One reason why BTC could not manage a proper rebound could be due to an increase in holders selling. Miners have been sending a bit more BTC to exchanges than usual as the price of BTC hit ATH, which could have been one main supply of BTC in the past weeks. However, the amount of BTC transferred is nothing like that in the early part of 2021, which means that the selling pressure is not as intense as before. 

In a marked change from previous behaviour, over the past week, whales have also become much more active prospective sellers on exchanges.

The exchange whale ratio, which measures how large the top 10 deposits to exchanges are relative to all deposits, is sounding the alarm. The top 10 deposits makeup 91% of exchange inflows, which kind of also means that the selling is not by a large number of holders. 

Whales Continue To Buy The Dip

Despite the increased selling, the price of BTC did not cave down as other large wallets have been buying throughout the recent downturn – outflows from exchanges is also continuing at an aggressive pace, with reserves still at their lowest since mid-2018. This could imply that it could simply be a redistribution of BTC from a few wallets to other wallets – which ultimately could benefit in the long-term since this would help in the decentralisation of BTC into different parties. 

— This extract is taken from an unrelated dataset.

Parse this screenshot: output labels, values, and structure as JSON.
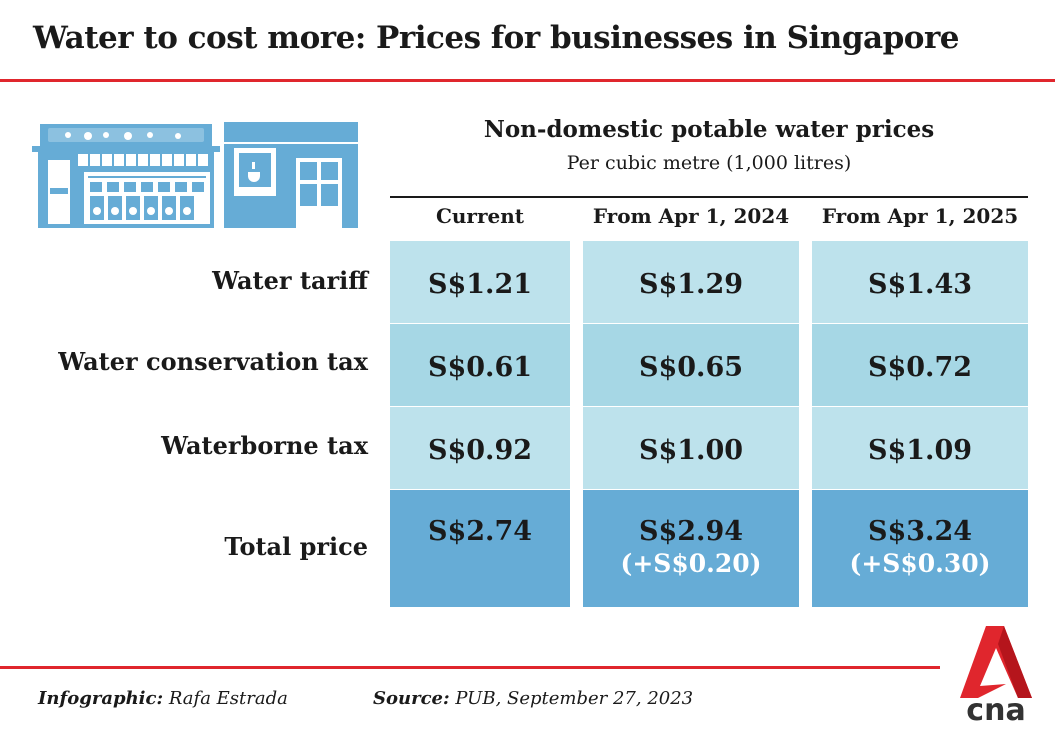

The other wallets that scooped up the BTC sold include wallets with more than 1,000 BTC. This group of whales mopped up around 55,000 BTC over the last week as price came tumbling down. The third-largest BTC whale address also continued to accumulate more BTC as it acquired over 6000 BTCs within the week. El Salvador also mopped up another 100 BTC during the “Black Friday” BTC sale. 

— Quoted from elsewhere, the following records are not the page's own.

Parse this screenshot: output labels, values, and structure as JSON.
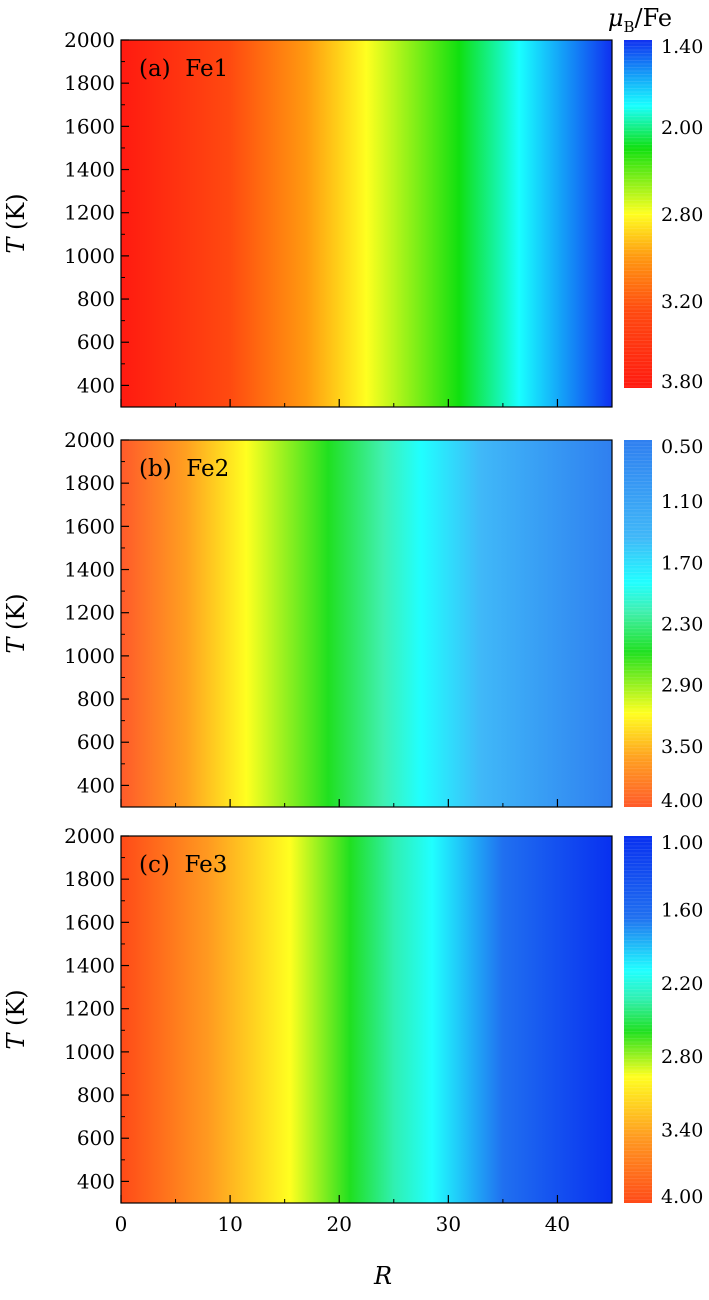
{
  "figure": {
    "colorbar_unit": "μB/Fe",
    "colorbar_unit_main": "μ",
    "colorbar_unit_sub": "B",
    "colorbar_unit_tail": "/Fe"
  },
  "chart_data": [
    {
      "type": "heatmap",
      "panel_label": "(a)  Fe1",
      "xlabel": "R",
      "ylabel": "T (K)",
      "ylabel_italic": "T",
      "ylabel_rest": " (K)",
      "xlim": [
        0,
        45
      ],
      "ylim": [
        300,
        2000
      ],
      "xticks": [
        0,
        10,
        20,
        30,
        40
      ],
      "yticks": [
        400,
        600,
        800,
        1000,
        1200,
        1400,
        1600,
        1800,
        2000
      ],
      "show_xtick_labels": false,
      "colorbar": {
        "ticks": [
          "1.40",
          "2.00",
          "2.80",
          "3.20",
          "3.80"
        ],
        "range": [
          3.8,
          1.4
        ]
      },
      "color_stops": [
        {
          "R": 0,
          "color": "#ff1a10"
        },
        {
          "R": 10,
          "color": "#ff4a10"
        },
        {
          "R": 17,
          "color": "#ff9a10"
        },
        {
          "R": 22.5,
          "color": "#ffff20"
        },
        {
          "R": 31,
          "color": "#10e010"
        },
        {
          "R": 36.5,
          "color": "#18ffff"
        },
        {
          "R": 45,
          "color": "#1030f0"
        }
      ]
    },
    {
      "type": "heatmap",
      "panel_label": "(b)  Fe2",
      "xlabel": "R",
      "ylabel": "T (K)",
      "ylabel_italic": "T",
      "ylabel_rest": " (K)",
      "xlim": [
        0,
        45
      ],
      "ylim": [
        300,
        2000
      ],
      "xticks": [
        0,
        10,
        20,
        30,
        40
      ],
      "yticks": [
        400,
        600,
        800,
        1000,
        1200,
        1400,
        1600,
        1800,
        2000
      ],
      "show_xtick_labels": false,
      "colorbar": {
        "ticks": [
          "0.50",
          "1.10",
          "1.70",
          "2.30",
          "2.90",
          "3.50",
          "4.00"
        ],
        "range": [
          4.0,
          0.5
        ]
      },
      "color_stops": [
        {
          "R": 0,
          "color": "#ff5a2a"
        },
        {
          "R": 6,
          "color": "#ffa020"
        },
        {
          "R": 11.5,
          "color": "#ffff20"
        },
        {
          "R": 19,
          "color": "#20e020"
        },
        {
          "R": 24,
          "color": "#40f0b0"
        },
        {
          "R": 27.5,
          "color": "#20ffff"
        },
        {
          "R": 33,
          "color": "#40b8f8"
        },
        {
          "R": 45,
          "color": "#2f7ff0"
        }
      ]
    },
    {
      "type": "heatmap",
      "panel_label": "(c)  Fe3",
      "xlabel": "R",
      "ylabel": "T (K)",
      "ylabel_italic": "T",
      "ylabel_rest": " (K)",
      "xlim": [
        0,
        45
      ],
      "ylim": [
        300,
        2000
      ],
      "xticks": [
        0,
        10,
        20,
        30,
        40
      ],
      "yticks": [
        400,
        600,
        800,
        1000,
        1200,
        1400,
        1600,
        1800,
        2000
      ],
      "show_xtick_labels": true,
      "colorbar": {
        "ticks": [
          "1.00",
          "1.60",
          "2.20",
          "2.80",
          "3.40",
          "4.00"
        ],
        "range": [
          4.0,
          1.0
        ]
      },
      "color_stops": [
        {
          "R": 0,
          "color": "#ff4a18"
        },
        {
          "R": 8,
          "color": "#ff9a20"
        },
        {
          "R": 15.5,
          "color": "#ffff20"
        },
        {
          "R": 21,
          "color": "#20e020"
        },
        {
          "R": 25,
          "color": "#30f0b0"
        },
        {
          "R": 28.5,
          "color": "#20ffff"
        },
        {
          "R": 35,
          "color": "#2070f0"
        },
        {
          "R": 45,
          "color": "#0830f0"
        }
      ]
    }
  ]
}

The battle of the whales can be seen in the price of BTC, which saw greater than normal intra-day price volatility in recent times. Throughout the week, BTC price has suddenly spiked up, but was followed with an immediate full retracement move, implying that sellers were lurking and constantly putting pressure on BTC price whenever price tried to move up. 

However, an interesting occurrence took place. Immediately after news of the new COVID variant spread, LTHs of BTC, who had been sending BTC to exchanges for sale, stopped. While the price of BTC took an almost 10% dive, there were not a lot of LTHs that sold. This could imply that either the LTHs were price sensitive, or that they were expecting more accommodative central bank policies going forward that could benefit the price of BTC due to the new situation. 

ETH Miners Sold ETH Prior To Dip

Meanwhile, the situation for ETH was the same as for BTC, in that miners took the opportunity to offload some ETH when ETH went above $4,500. The supply of ETH at miners’ wallets fell in tandem with the supply of ETH at exchanges, which meant that the miners had successfully sold their portion of ETH just before ETH price crashed to $4,000 on Friday. With BTC down almost 10%, altcoins were not spared and bled an average of 20%. Even coins in the metaverse segment, which had been witnessing very good double digits growth despite a weak overall market last week, were not spared from the Friday massacre. SAND, the star performer which had almost doubled over the week, has been retracing backwards by 25%, slightly more than the average 20% fall in altcoins. 

How the markets will behave this week depends a lot on the narrative surrounding the new COVID strain. Should cases start to spike up again, we could continue to see blood letting in the markets, which could be a great buying opportunity as we have seen in the reversal of the March 2020 selloff as that could force central banks to continue to print money to support their economies. 

The Crypto Fear and Fear Index has also fallen to the FEAR category, which historically is a good time to start accumulating. Indeed, the crypto market has started the new week recovering half of the Friday selloff, while Oil has bounced 3% higher. Gold and Silver are also a tad higher, while Asian stocks markets, despite opening lower, have managed to pare off some losses. However, whether the rebound can be sustained depends a lot on the US stock market as well as the situation on the new COVID variant.